HAs anyone had a positive experience migrating their iPhoto library to 3rd party software? - retaining titles, description, AND GPS location, camera and lense data, keywords, etc? (i.e. Outside of iPhone/iPad/laptop synchronicity it's a limited use tool. Note: I use Photos at times, not against it, but accept its limitations. I'D be interested to hear of anyone's experience of Lightroom and Capture One for workflows. the iLife Suite of apps, which includes iPhoto, iMovie, and GarageBand. BUT iPhoto will die - the imminent introduction of AFPS almost guarantees that. Buy APPLE iMac Core i5 (7th Gen) (8 GB DDR4/1 TB/Mac OS X Sierra/8 GB/27 Inch.
#IPHOTO FOR MAC SIERRA UPDATE#
Both carry plenty of metadata but, as an earlier poster pointed out, it's difficult to get it all out when you export.įurthermore, until this update Photos converted and RAW images to jpgs! Photos has come on a fair bit but as a metadata storage and management medium it comes a long way 2nd to iphoto. The first time you start up Photos after upgrading, your Mac will copy over your photo library into the new software (if you explicitly set up more than one old iPhoto library, you’ll have to copy them over yourself).
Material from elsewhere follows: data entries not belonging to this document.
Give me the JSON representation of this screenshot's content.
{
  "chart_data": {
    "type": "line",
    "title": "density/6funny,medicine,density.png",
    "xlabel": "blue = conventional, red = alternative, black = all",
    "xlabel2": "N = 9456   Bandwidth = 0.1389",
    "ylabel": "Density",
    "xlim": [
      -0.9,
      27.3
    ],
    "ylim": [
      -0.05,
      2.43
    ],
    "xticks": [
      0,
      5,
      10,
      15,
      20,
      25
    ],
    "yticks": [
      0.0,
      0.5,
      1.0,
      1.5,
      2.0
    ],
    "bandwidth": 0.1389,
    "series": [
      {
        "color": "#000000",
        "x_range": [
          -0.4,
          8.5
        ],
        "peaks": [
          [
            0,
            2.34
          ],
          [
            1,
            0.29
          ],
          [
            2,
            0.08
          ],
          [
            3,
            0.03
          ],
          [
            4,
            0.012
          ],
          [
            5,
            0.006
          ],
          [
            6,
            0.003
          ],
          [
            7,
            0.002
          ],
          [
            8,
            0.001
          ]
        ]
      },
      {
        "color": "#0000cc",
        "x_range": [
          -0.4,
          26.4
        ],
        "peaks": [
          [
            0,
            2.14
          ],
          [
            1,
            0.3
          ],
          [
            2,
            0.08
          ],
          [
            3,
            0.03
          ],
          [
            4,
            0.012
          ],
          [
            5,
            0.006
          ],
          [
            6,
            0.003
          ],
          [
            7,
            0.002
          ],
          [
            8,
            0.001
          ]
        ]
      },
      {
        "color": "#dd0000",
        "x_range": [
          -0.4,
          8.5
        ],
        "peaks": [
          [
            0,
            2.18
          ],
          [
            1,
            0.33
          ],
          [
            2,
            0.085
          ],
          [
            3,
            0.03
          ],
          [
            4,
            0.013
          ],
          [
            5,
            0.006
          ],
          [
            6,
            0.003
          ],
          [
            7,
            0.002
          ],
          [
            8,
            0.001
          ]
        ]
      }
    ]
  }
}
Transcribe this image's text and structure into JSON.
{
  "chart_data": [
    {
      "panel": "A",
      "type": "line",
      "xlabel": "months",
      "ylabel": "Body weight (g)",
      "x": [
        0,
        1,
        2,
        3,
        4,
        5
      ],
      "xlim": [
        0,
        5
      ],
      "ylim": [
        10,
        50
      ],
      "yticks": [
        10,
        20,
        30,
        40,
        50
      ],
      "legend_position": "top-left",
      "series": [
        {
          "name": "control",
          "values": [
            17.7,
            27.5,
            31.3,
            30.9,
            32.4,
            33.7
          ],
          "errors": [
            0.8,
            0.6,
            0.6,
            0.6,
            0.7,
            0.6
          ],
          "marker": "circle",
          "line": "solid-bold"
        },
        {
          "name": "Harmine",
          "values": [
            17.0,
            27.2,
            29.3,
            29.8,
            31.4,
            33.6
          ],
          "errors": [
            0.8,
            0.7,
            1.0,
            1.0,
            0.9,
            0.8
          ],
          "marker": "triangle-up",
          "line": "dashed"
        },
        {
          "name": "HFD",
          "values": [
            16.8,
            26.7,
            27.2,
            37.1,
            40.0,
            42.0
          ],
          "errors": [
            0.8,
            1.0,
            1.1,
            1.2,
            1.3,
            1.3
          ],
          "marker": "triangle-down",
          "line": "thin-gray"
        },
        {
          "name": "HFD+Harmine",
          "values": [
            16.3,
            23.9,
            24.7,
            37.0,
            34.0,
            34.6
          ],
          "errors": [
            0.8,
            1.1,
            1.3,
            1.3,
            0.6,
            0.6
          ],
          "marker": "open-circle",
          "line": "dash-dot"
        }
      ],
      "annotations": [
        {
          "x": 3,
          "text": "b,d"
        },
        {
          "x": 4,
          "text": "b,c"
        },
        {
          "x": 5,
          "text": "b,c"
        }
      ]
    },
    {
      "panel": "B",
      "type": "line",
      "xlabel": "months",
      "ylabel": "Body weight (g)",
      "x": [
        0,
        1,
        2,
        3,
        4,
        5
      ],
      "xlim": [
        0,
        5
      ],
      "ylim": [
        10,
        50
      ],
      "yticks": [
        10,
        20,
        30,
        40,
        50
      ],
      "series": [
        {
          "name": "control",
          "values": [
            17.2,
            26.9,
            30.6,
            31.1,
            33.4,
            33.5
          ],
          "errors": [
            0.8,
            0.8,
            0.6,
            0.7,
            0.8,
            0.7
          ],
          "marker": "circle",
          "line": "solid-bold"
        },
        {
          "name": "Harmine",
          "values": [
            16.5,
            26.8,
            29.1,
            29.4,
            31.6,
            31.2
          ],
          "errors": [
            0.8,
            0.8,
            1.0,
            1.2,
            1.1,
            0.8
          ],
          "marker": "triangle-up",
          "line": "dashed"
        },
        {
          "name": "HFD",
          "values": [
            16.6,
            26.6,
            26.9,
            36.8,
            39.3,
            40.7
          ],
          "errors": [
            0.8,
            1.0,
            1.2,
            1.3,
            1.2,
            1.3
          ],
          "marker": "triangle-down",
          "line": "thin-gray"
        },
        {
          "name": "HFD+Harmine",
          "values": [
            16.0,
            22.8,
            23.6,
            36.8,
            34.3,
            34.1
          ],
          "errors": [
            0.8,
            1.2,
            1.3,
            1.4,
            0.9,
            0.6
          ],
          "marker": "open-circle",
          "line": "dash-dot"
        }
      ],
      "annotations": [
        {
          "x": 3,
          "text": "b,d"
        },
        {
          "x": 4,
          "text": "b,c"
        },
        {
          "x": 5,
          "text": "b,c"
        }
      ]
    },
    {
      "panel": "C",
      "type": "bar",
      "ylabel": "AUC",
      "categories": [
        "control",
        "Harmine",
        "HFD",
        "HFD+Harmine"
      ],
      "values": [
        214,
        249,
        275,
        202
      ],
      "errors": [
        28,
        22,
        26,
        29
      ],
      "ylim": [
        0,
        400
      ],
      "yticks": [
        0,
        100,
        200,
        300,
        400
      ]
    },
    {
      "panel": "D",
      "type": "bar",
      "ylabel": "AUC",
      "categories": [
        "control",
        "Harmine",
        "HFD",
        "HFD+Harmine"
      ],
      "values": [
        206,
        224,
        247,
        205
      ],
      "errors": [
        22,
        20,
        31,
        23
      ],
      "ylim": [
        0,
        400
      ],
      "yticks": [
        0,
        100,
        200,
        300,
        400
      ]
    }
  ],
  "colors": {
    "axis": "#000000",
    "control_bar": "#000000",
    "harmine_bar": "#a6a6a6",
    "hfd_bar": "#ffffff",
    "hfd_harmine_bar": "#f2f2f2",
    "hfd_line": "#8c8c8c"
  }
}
Also, both seem to bury original images deep in their library and reference edited images from them, making them difficult to manage. A Mac that was upgraded to a new version of OS X that added the Photos app, however, can end up with what look like duplicates of their photo libraries. you need to create a duplicate to edit as I understand - even then you have to export RAW and edited images separately rather than in bulk to keep the versions you'll probably want - all meaning unnecessarily large gig-age(!) for libraries.

I'm weighing up the pros n cons of Lightroom & Capture One Pro.Īs neither iPhoto & Photos offer non-destructive editing (i.e.